Sur la route du Rhum

L’origine historique du rhum est étroitement liée au nom du Révérend Père Labat.
Quand il débarque sur l’île en 1694, une terrible fièvre le terrasse et l’on raconte qu’il aurait été sauvé par une décoction appelée taffia obtenue par la fermentation de déchets sucrés provenant de la fabrication du sucre.
Cette solution fermentée passait dans un appareil à distiller très rudimentaire et qui donnait une boisson alcoolisée de mauvaise qualité.

Le père Labat va perfectionner le procédé de fabrication, il invente l’alambic. Dès lors, de nombreuses sucreries vont s’équiper d’une distillerie. Ce sera le début d’une production de qualité et à grande échelle.

Au XIX° siècle, le cours du sucre s’effondre. Il faut trouver de nouveaux débouchés. Alors germe l’idée de distiller du jus de canne frais fermenté.
Ainsi naît le Rhum Agricole ou Rhum Habitant.

Fabrication du Rhum

Il existe plusieurs sortes de rhum agricole savoureux et parfumé

Rhum blanc – On l’utilise pour le ti-punch, il a le goût de l’arôme de la canne fraîchement coupée. Le degré d’alcool est ramené à 50 ou 55°, grâce à l’eau de source ou à l’eau distillée.

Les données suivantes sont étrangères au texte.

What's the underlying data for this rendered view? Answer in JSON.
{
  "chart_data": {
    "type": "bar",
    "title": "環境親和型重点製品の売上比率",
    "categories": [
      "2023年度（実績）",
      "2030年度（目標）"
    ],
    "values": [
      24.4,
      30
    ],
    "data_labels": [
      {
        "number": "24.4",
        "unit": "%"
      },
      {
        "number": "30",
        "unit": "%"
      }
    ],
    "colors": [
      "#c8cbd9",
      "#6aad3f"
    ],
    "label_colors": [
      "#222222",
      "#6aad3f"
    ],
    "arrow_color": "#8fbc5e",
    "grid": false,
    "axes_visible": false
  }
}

Rhum vieux – C’est une partie du rhum blanc qu’on met en fût de chêne pendant un minimum de 3 ans, avec 45° d’alcool environ.

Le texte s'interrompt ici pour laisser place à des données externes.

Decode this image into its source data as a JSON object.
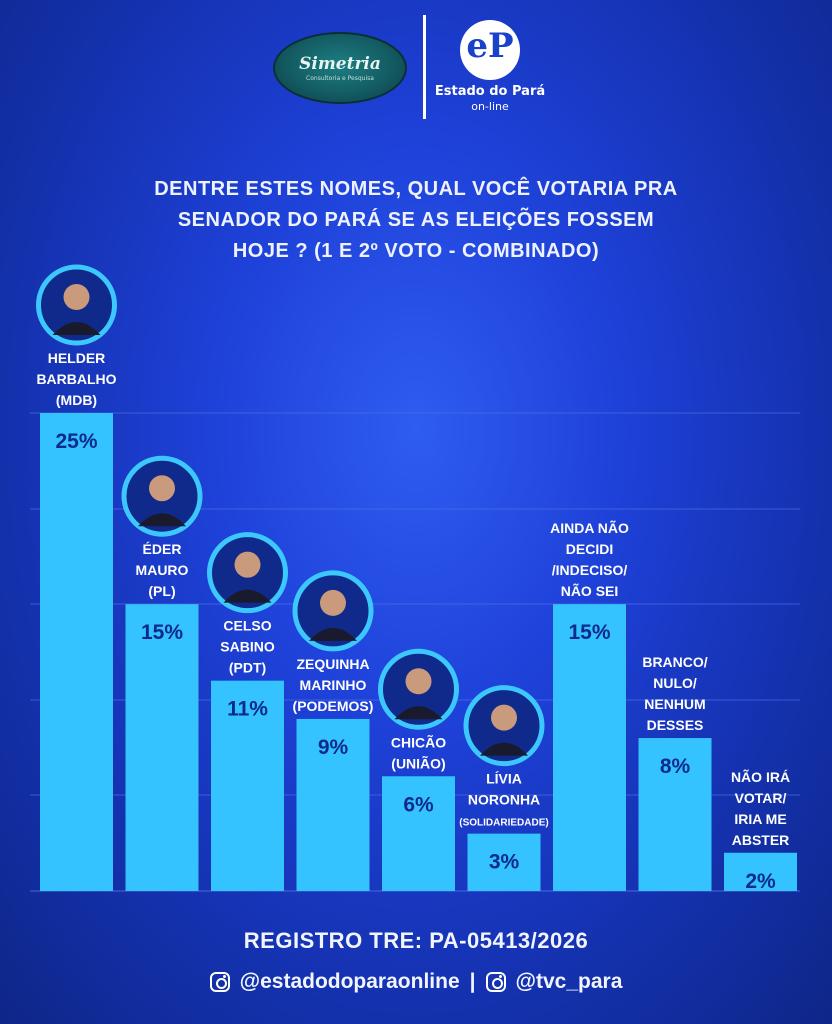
{
  "header": {
    "simetria_name": "Simetria",
    "simetria_sub": "Consultoria e Pesquisa",
    "ep_mark": "eP",
    "ep_name": "Estado do Pará",
    "ep_sub": "on-line"
  },
  "question_lines": [
    "DENTRE ESTES NOMES, QUAL VOCÊ VOTARIA PRA",
    "SENADOR DO PARÁ SE AS ELEIÇÕES FOSSEM",
    "HOJE ? (1 E 2º VOTO - COMBINADO)"
  ],
  "chart_data": {
    "type": "bar",
    "title": "DENTRE ESTES NOMES, QUAL VOCÊ VOTARIA PRA SENADOR DO PARÁ SE AS ELEIÇÕES FOSSEM HOJE ? (1 E 2º VOTO - COMBINADO)",
    "ylim": [
      0,
      25
    ],
    "grid": true,
    "categories": [
      {
        "label_lines": [
          "HELDER",
          "BARBALHO",
          "(MDB)"
        ],
        "photo": true,
        "small_last_line": false
      },
      {
        "label_lines": [
          "ÉDER",
          "MAURO",
          "(PL)"
        ],
        "photo": true,
        "small_last_line": false
      },
      {
        "label_lines": [
          "CELSO",
          "SABINO",
          "(PDT)"
        ],
        "photo": true,
        "small_last_line": false
      },
      {
        "label_lines": [
          "ZEQUINHA",
          "MARINHO",
          "(PODEMOS)"
        ],
        "photo": true,
        "small_last_line": false
      },
      {
        "label_lines": [
          "CHICÃO",
          "(UNIÃO)"
        ],
        "photo": true,
        "small_last_line": false
      },
      {
        "label_lines": [
          "LÍVIA",
          "NORONHA",
          "(SOLIDARIEDADE)"
        ],
        "photo": true,
        "small_last_line": true
      },
      {
        "label_lines": [
          "AINDA NÃO",
          "DECIDI",
          "/INDECISO/",
          "NÃO SEI"
        ],
        "photo": false,
        "small_last_line": false
      },
      {
        "label_lines": [
          "BRANCO/",
          "NULO/",
          "NENHUM",
          "DESSES"
        ],
        "photo": false,
        "small_last_line": false
      },
      {
        "label_lines": [
          "NÃO IRÁ",
          "VOTAR/",
          "IRIA ME",
          "ABSTER"
        ],
        "photo": false,
        "small_last_line": false
      }
    ],
    "values": [
      25,
      15,
      11,
      9,
      6,
      3,
      15,
      8,
      2
    ],
    "value_labels": [
      "25%",
      "15%",
      "11%",
      "9%",
      "6%",
      "3%",
      "15%",
      "8%",
      "2%"
    ],
    "colors": {
      "bar": "#34c3ff",
      "value_text": "#0d2a8c",
      "photo_ring": "#3cc8ff",
      "grid": "#4a6fe6"
    }
  },
  "footer": {
    "registro": "REGISTRO TRE: PA-05413/2026",
    "social_1": "@estadodoparaonline",
    "separator": "|",
    "social_2": "@tvc_para"
  }
}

Rhum paille – Il reste en fût de chêne entre 12 à 18 mois et prend une légère coloration, avec 50° d’alcool.

Rhum ambré – C’est un mélange de rhum paille et de rhum vieux, très fort et parfumé destiné à la pâtisserie, cocktails et crêpes.

 

Le rhum industriel est fabriqué à partir de mélasse.

– Rhum jeune industriel – De consommation courante, 40° d’alcool, arôme très fort, ce rhum est surtout utilisé en pâtisserie et cuisine.

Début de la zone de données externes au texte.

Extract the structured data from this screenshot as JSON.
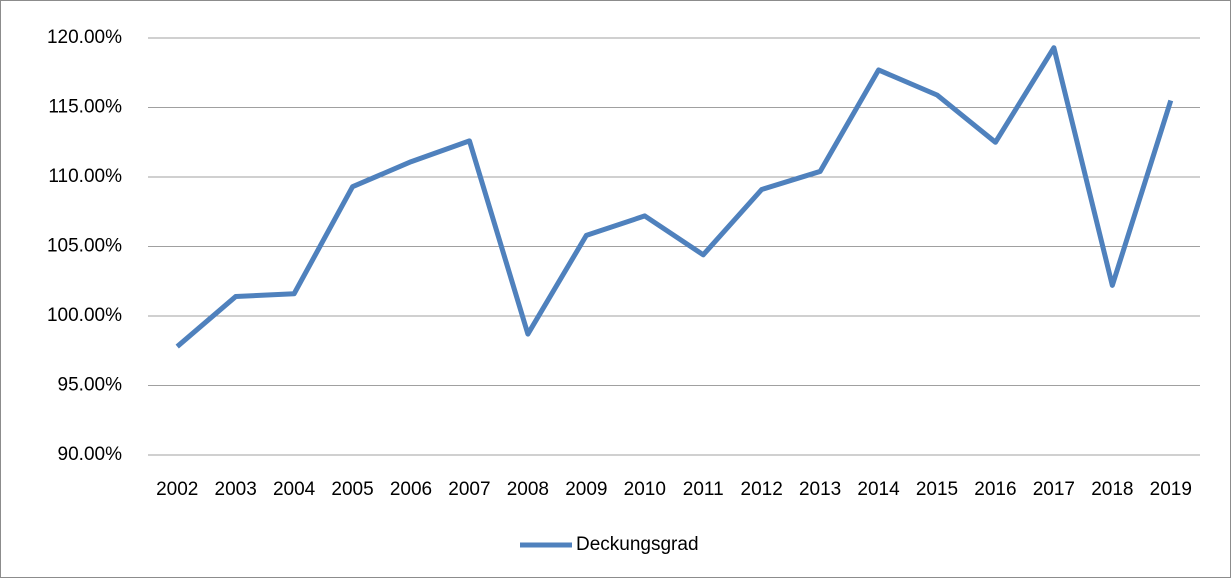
{
  "chart_data": {
    "type": "line",
    "categories": [
      "2002",
      "2003",
      "2004",
      "2005",
      "2006",
      "2007",
      "2008",
      "2009",
      "2010",
      "2011",
      "2012",
      "2013",
      "2014",
      "2015",
      "2016",
      "2017",
      "2018",
      "2019"
    ],
    "series": [
      {
        "name": "Deckungsgrad",
        "color": "#4f81bd",
        "values": [
          97.8,
          101.4,
          101.6,
          109.3,
          111.1,
          112.6,
          98.7,
          105.8,
          107.2,
          104.4,
          109.1,
          110.4,
          117.7,
          115.9,
          112.5,
          119.3,
          102.2,
          115.5
        ]
      }
    ],
    "ylim": [
      90,
      120
    ],
    "yticks": [
      {
        "value": 90,
        "label": "90.00%"
      },
      {
        "value": 95,
        "label": "95.00%"
      },
      {
        "value": 100,
        "label": "100.00%"
      },
      {
        "value": 105,
        "label": "105.00%"
      },
      {
        "value": 110,
        "label": "110.00%"
      },
      {
        "value": 115,
        "label": "115.00%"
      },
      {
        "value": 120,
        "label": "120.00%"
      }
    ],
    "grid": true,
    "legend": "bottom"
  }
}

– Rhum grand arôme – C’est un rhum industriel très aromatisé qui provient de la fermentation d’un mélange de vinasse et de mélasse dans des cuves de bois, pendant 8 à 10 jours. Il s’utilise en pâtisserie.

Enfin, suprême récompense : l’AOC obtenue en 1996 qui garantit l’origine de la provenance ainsi que la qualité des produits. Seuls les rhums de la Martinique bénéficient de cette appellation dans le monde.

Au début du siècle il existait de nombreuses rhumeries, en particulier à SAINT PIERRE qui était le premier centre mondial du commerce du rhum. Malheureusement, les 16 rhumeries de la ville sont totalement détruites après l’éruption de la Montagne Pelée. Cependant, très vite, SAINT PIERRE et ses environs ont su remettre en route la production du rhum.

De nos jours, une douzaine de distilleries réparties dans toute l’île sont encore en activité. La récoltes s’étale de février à juin ; c’est donc pendant cette période lors des visites, qu’on peut voir fonctionner les distilleries.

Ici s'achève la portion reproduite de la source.